18th Mayor of Evanston, Illinois
- In office 1985–1993
- Preceded by: James C. Lytle
- Succeeded by: Lorraine H. Morton

Personal details
- Born: November 22, 1939
- Died: March 21, 2015
- Party: Democratic M.B.A. Northwestern University
- Education: B.A. Syracuse University

= Joan Barr =

American mayor

Joan W. Barr (née Worthy; later Barr-Smith; November 22, 1939 – March 21, 2015) was an American politician and the first woman elected as mayor of the city of Evanston, Illinois. Barr Smith was elected in 1985 and sworn into her position on April 22, 1985, by Cook County Circuit Judge Michael Toomin. Prior to her election to the role of mayor, she served eight years as an alderman to the city's Second Ward.

== Early life and career ==
Joan was the only child of James (a professor at Kellogg School of Management) and Mildred Louise Worthy (née Neritz). The family lived in the Rogers Park neighborhood of Chicago while Barr was young. The family relocated to the North Shore area when Barr was four years old.

Barr attended New Trier High School in Winnetka, Illinois. She continued her education at Syracuse University, where she earned a bachelor's degree. She subsequently earned her MBA from Kellogg School of Management at Northwestern University, becoming part of the class of 1996.

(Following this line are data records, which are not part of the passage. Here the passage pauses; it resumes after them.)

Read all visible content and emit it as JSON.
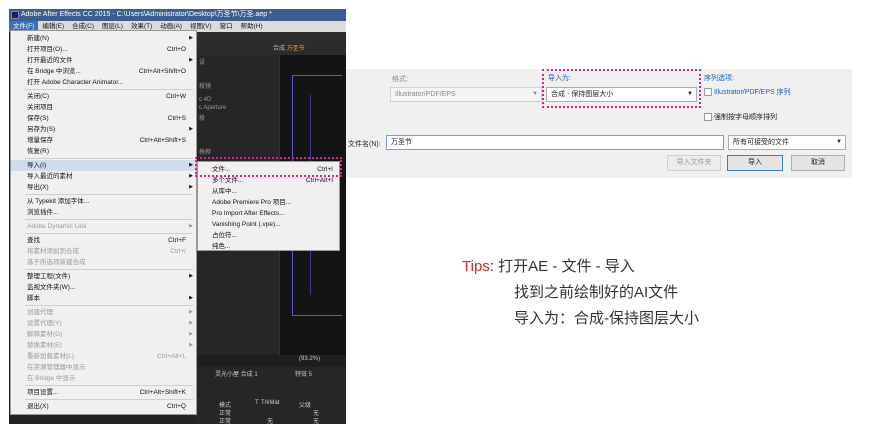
{
  "window": {
    "title": "Adobe After Effects CC 2015 - C:\\Users\\Administrator\\Desktop\\万圣节\\万圣.aep *"
  },
  "menubar": [
    "文件(F)",
    "编辑(E)",
    "合成(C)",
    "图层(L)",
    "效果(T)",
    "动画(A)",
    "视图(V)",
    "窗口",
    "帮助(H)"
  ],
  "file_menu": [
    {
      "label": "新建(N)",
      "shortcut": "",
      "arrow": true,
      "disabled": false
    },
    {
      "label": "打开项目(O)...",
      "shortcut": "Ctrl+O",
      "arrow": false,
      "disabled": false
    },
    {
      "label": "打开最近的文件",
      "shortcut": "",
      "arrow": true,
      "disabled": false
    },
    {
      "label": "在 Bridge 中浏览...",
      "shortcut": "Ctrl+Alt+Shift+O",
      "arrow": false,
      "disabled": false
    },
    {
      "label": "打开 Adobe Character Animator...",
      "shortcut": "",
      "arrow": false,
      "disabled": false
    },
    {
      "label": "关闭(C)",
      "shortcut": "Ctrl+W",
      "arrow": false,
      "disabled": false
    },
    {
      "label": "关闭项目",
      "shortcut": "",
      "arrow": false,
      "disabled": false
    },
    {
      "label": "保存(S)",
      "shortcut": "Ctrl+S",
      "arrow": false,
      "disabled": false
    },
    {
      "label": "另存为(S)",
      "shortcut": "",
      "arrow": true,
      "disabled": false
    },
    {
      "label": "增量保存",
      "shortcut": "Ctrl+Alt+Shift+S",
      "arrow": false,
      "disabled": false
    },
    {
      "label": "恢复(R)",
      "shortcut": "",
      "arrow": false,
      "disabled": false
    },
    {
      "label": "导入(I)",
      "shortcut": "",
      "arrow": true,
      "disabled": false
    },
    {
      "label": "导入最近的素材",
      "shortcut": "",
      "arrow": true,
      "disabled": false
    },
    {
      "label": "导出(X)",
      "shortcut": "",
      "arrow": true,
      "disabled": false
    },
    {
      "label": "从 Typekit 添加字体...",
      "shortcut": "",
      "arrow": false,
      "disabled": false
    },
    {
      "label": "浏览插件...",
      "shortcut": "",
      "arrow": false,
      "disabled": false
    },
    {
      "label": "Adobe Dynamic Link",
      "shortcut": "",
      "arrow": true,
      "disabled": true
    },
    {
      "label": "查找",
      "shortcut": "Ctrl+F",
      "arrow": false,
      "disabled": false
    },
    {
      "label": "将素材添加到合成",
      "shortcut": "Ctrl+/",
      "arrow": false,
      "disabled": true
    },
    {
      "label": "基于所选项新建合成",
      "shortcut": "",
      "arrow": false,
      "disabled": true
    },
    {
      "label": "整理工程(文件)",
      "shortcut": "",
      "arrow": true,
      "disabled": false
    },
    {
      "label": "监视文件夹(W)...",
      "shortcut": "",
      "arrow": false,
      "disabled": false
    },
    {
      "label": "脚本",
      "shortcut": "",
      "arrow": true,
      "disabled": false
    },
    {
      "label": "创建代理",
      "shortcut": "",
      "arrow": true,
      "disabled": true
    },
    {
      "label": "设置代理(Y)",
      "shortcut": "",
      "arrow": true,
      "disabled": true
    },
    {
      "label": "解释素材(G)",
      "shortcut": "",
      "arrow": true,
      "disabled": true
    },
    {
      "label": "替换素材(E)",
      "shortcut": "",
      "arrow": true,
      "disabled": true
    },
    {
      "label": "重新加载素材(L)",
      "shortcut": "Ctrl+Alt+L",
      "arrow": false,
      "disabled": true
    },
    {
      "label": "在资源管理器中显示",
      "shortcut": "",
      "arrow": false,
      "disabled": true
    },
    {
      "label": "在 Bridge 中显示",
      "shortcut": "",
      "arrow": false,
      "disabled": true
    },
    {
      "label": "项目设置...",
      "shortcut": "Ctrl+Alt+Shift+K",
      "arrow": false,
      "disabled": false
    },
    {
      "label": "退出(X)",
      "shortcut": "Ctrl+Q",
      "arrow": false,
      "disabled": false
    }
  ],
  "import_submenu": [
    {
      "label": "文件...",
      "shortcut": "Ctrl+I",
      "disabled": false
    },
    {
      "label": "多个文件...",
      "shortcut": "Ctrl+Alt+I",
      "disabled": false
    },
    {
      "label": "从库中...",
      "shortcut": "",
      "disabled": false
    },
    {
      "label": "Adobe Premiere Pro 项目...",
      "shortcut": "",
      "disabled": false
    },
    {
      "label": "Pro Import After Effects...",
      "shortcut": "",
      "disabled": false
    },
    {
      "label": "Vanishing Point (.vpe)...",
      "shortcut": "",
      "disabled": false
    },
    {
      "label": "占位符...",
      "shortcut": "",
      "disabled": false
    },
    {
      "label": "纯色...",
      "shortcut": "",
      "disabled": false
    }
  ],
  "ae_panels": {
    "comp_header": "合成",
    "comp_name": "万圣节",
    "left_labels": [
      "设",
      "棱镜",
      "c 4D",
      "c Aperture",
      "棱",
      "梅桦"
    ],
    "zoom": "(93.2%)",
    "timeline_tabs": [
      "灵光小屋 合成 1",
      "特效 5"
    ],
    "timeline_cols": [
      "模式",
      "T",
      "TrkMat",
      "父级"
    ],
    "timeline_rows": [
      {
        "mode": "正常",
        "trkmat": "",
        "parent": "无"
      },
      {
        "mode": "正常",
        "trkmat": "无",
        "parent": "无"
      },
      {
        "mode": "正常",
        "trkmat": "无",
        "parent": "无"
      }
    ]
  },
  "dialog": {
    "format_label": "格式:",
    "format_value": "Illustrator/PDF/EPS",
    "import_as_label": "导入为:",
    "import_as_value": "合成 - 保持图层大小",
    "sequence_label": "序列选项:",
    "sequence_checkbox": "Illustrator/PDF/EPS 序列",
    "alpha_checkbox": "强制按字母顺序排列",
    "filename_label": "文件名(N):",
    "filename_value": "万圣节",
    "filetype_value": "所有可接受的文件",
    "import_folder_button": "导入文件夹",
    "import_button": "导入",
    "cancel_button": "取消"
  },
  "tips": {
    "label": "Tips",
    "colon": ":",
    "line1": "打开AE - 文件 - 导入",
    "line2": "找到之前绘制好的AI文件",
    "line3": "导入为：合成-保持图层大小"
  },
  "colors": {
    "highlight": "#e0208a",
    "tips_red": "#e0281f",
    "link_blue": "#1a5fb4"
  }
}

She moved to Evanston in 1962, before serving two years as president of the Dewey Community Conference. In 1977, she was elected alderman from Evanston's Second Ward. She served out her aldermanic term and was reelected for a second one in 1981.

In 1985, she made a successful bid for the position of mayor against two individuals: the retiring alderman Donald Borah, and Rev. John Frederick Norwood, then pastor of the Mt. Zion Missionary Baptist Church in Evanston. Her election marked the first time in Evanston's history that a woman held the role of mayor. Her inaugural address noted burdensome residential real estate taxes as a priority to address. The amount of tax-exempt properties in the city was seen by the community as contributing to what was then one of the highest real estate taxes in the Chicago area. She also noted economic development, improving the relationship between the city and Northwestern University; street gangs and homelessness were priority areas for her tenure.

=== Mayoral tenure ===
While mayor, Barr remained active in numerous civic organizations. She served as President of the Northwest Municipal Conference and was a member of the Executive Committee of the U.S. Conference of Mayors. She served that organization as chair of the Woman Mayors group.

During her tenure, she became known for fostering improved town–gown relations, partnering with Northwestern University on building a $400 million dollar research park in Evanston, and vetoing a proposed tuition tax on students at the University. Stemming from her work in establishing the research park, Barr was called "a consensus builder" by Evanston Inventure (a city-wide development corporation) executive director, Ronald Kysiak. According to the local newspaper, the Chicago Tribune, moderator and consensus builder also describe how Barr saw her own role. She was also viewed by others as non-confrontational in her style of government, focused on forging connections and non-partisanship community building.

Barr was elected for a second mayoral term in 1989 and stepped down from the position in 1992. Following her time as mayor, she worked for the Illinois Department of Revenue and the Illinois Department of Employment Security. She became a deacon in the Episcopal Church in 2008.